Despite its performance, several practical challenges must be addressed for large-scale deployment in complex agricultural environments. Illumination variations in UAV imagery, often caused by shifting cloud cover or sun angles, can introduce radiometric noise and affect the consistency of canopy feature extraction. To mitigate this, we plan to incorporate advanced color normalization techniques and light-invariant data augmentation during the training phase to improve model robustness. Another critical issue is sensor data loss due to transmission failures or battery depletion in IoT nodes. While we currently utilize temporal interpolation and neighborhood-based imputation to handle missing environmental values, the integration of generative adversarial networks for data recovery remains a promising future direction.
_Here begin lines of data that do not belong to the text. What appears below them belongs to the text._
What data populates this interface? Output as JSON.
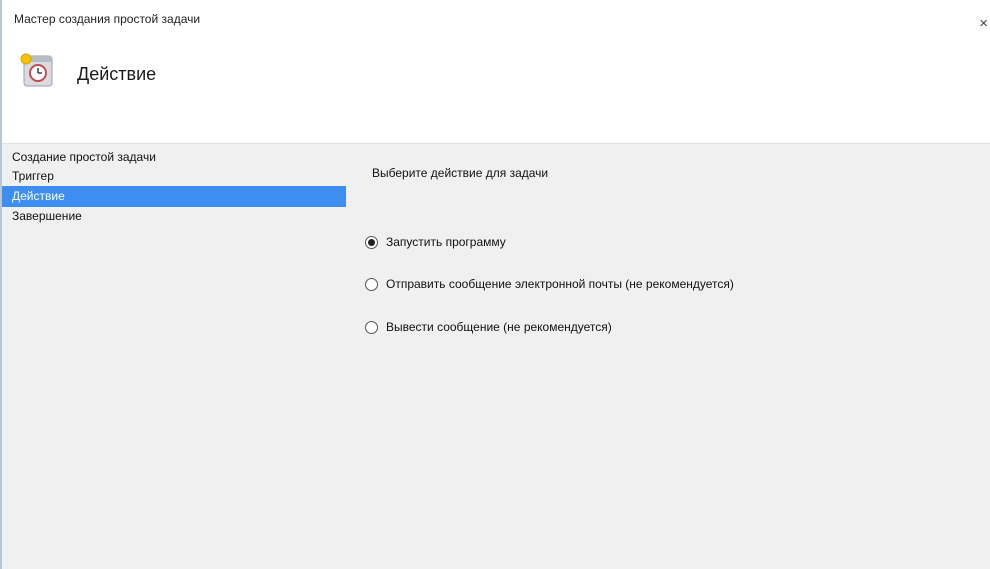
{
  "window": {
    "title": "Мастер создания простой задачи",
    "close_glyph": "×"
  },
  "header": {
    "icon": "task-scheduler-clock-icon",
    "heading": "Действие"
  },
  "sidebar": {
    "steps": [
      {
        "label": "Создание простой задачи",
        "active": false
      },
      {
        "label": "Триггер",
        "active": false
      },
      {
        "label": "Действие",
        "active": true
      },
      {
        "label": "Завершение",
        "active": false
      }
    ]
  },
  "main": {
    "prompt": "Выберите действие для задачи",
    "options": [
      {
        "label": "Запустить программу",
        "selected": true
      },
      {
        "label": "Отправить сообщение электронной почты (не рекомендуется)",
        "selected": false
      },
      {
        "label": "Вывести сообщение (не рекомендуется)",
        "selected": false
      }
    ]
  },
  "colors": {
    "selection": "#3d8ef0",
    "header_bg": "#ffffff",
    "body_bg": "#f0f0f0",
    "border_left": "#b9c6d3"
  }
}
Furthermore, the effectiveness of the PDEF framework is sensitive to trap placement strategies. In our study, traps were arranged in a grid-like pattern, but this may not be optimal for irregularly shaped fields or areas with localized microclimates. We intend to investigate the use of spatial sampling theory and Voronoi tessellation to optimize trap density and placement, ensuring maximum representation of pest population dynamics. To specifically address the model sensitivity in edge cases, we analyzed performance across density-based subsets of the test set. The results indicate a measurable degradation in accuracy during extremely low-density infestations and sudden outbreaks, where visual cues are subtle and environmental drivers shift rapidly. To enhance early warning capabilities, future work will focus on incorporating temporal forecasting to model outbreak probabilities and utilizing few-shot learning techniques to improve the framework’s adaptability to rare or sudden biological events. Additionally, the regional focus of the current study may limit its immediate generalization across highly diverse climate zones. Future research will address these challenges by developing robust domain-adversarial training techniques to improve model invariance.

5. Conclusions

In the context of precision agriculture, accurate field-scale pest monitoring remains a challenging task. To address the difficulty of achieving quantitative pest assessment at the farmland scale, a multimodal pest density estimation framework, namely PDEF, is proposed by integrating UAV-based remote sensing, trap observations, and environmental sensor data. Starting from plant phenotypic variations and ecological driving mechanisms, intelligent modeling and prediction of pest occurrence processes are achieved. By constructing a multi-source agricultural monitoring dataset and designing cross-modal feature alignment, environment-aware enhancement, and structured regression modules, inconsistencies among different data modalities in spatial, temporal, and semantic dimensions are effectively mitigated. As a result, collaborative learning in a unified representation space is enabled, improving adaptability to complex agricultural scenarios. Experimental results demonstrate that the proposed method significantly outperforms several mainstream models in pest density estimation, achieving notable reductions in MAE, RMSE, and MAPE, while attaining $R^2=0.84$, indicating superior fitting capability and stability. In both multimodal fusion and ablation experiments, each module is validated to be effective, reflecting the overall advantages of the model in terms of accuracy and robustness. From the perspective of integrating plant phenotypic analysis and environmental perception, this study provides a novel artificial intelligence-driven approach for pest monitoring and crop management.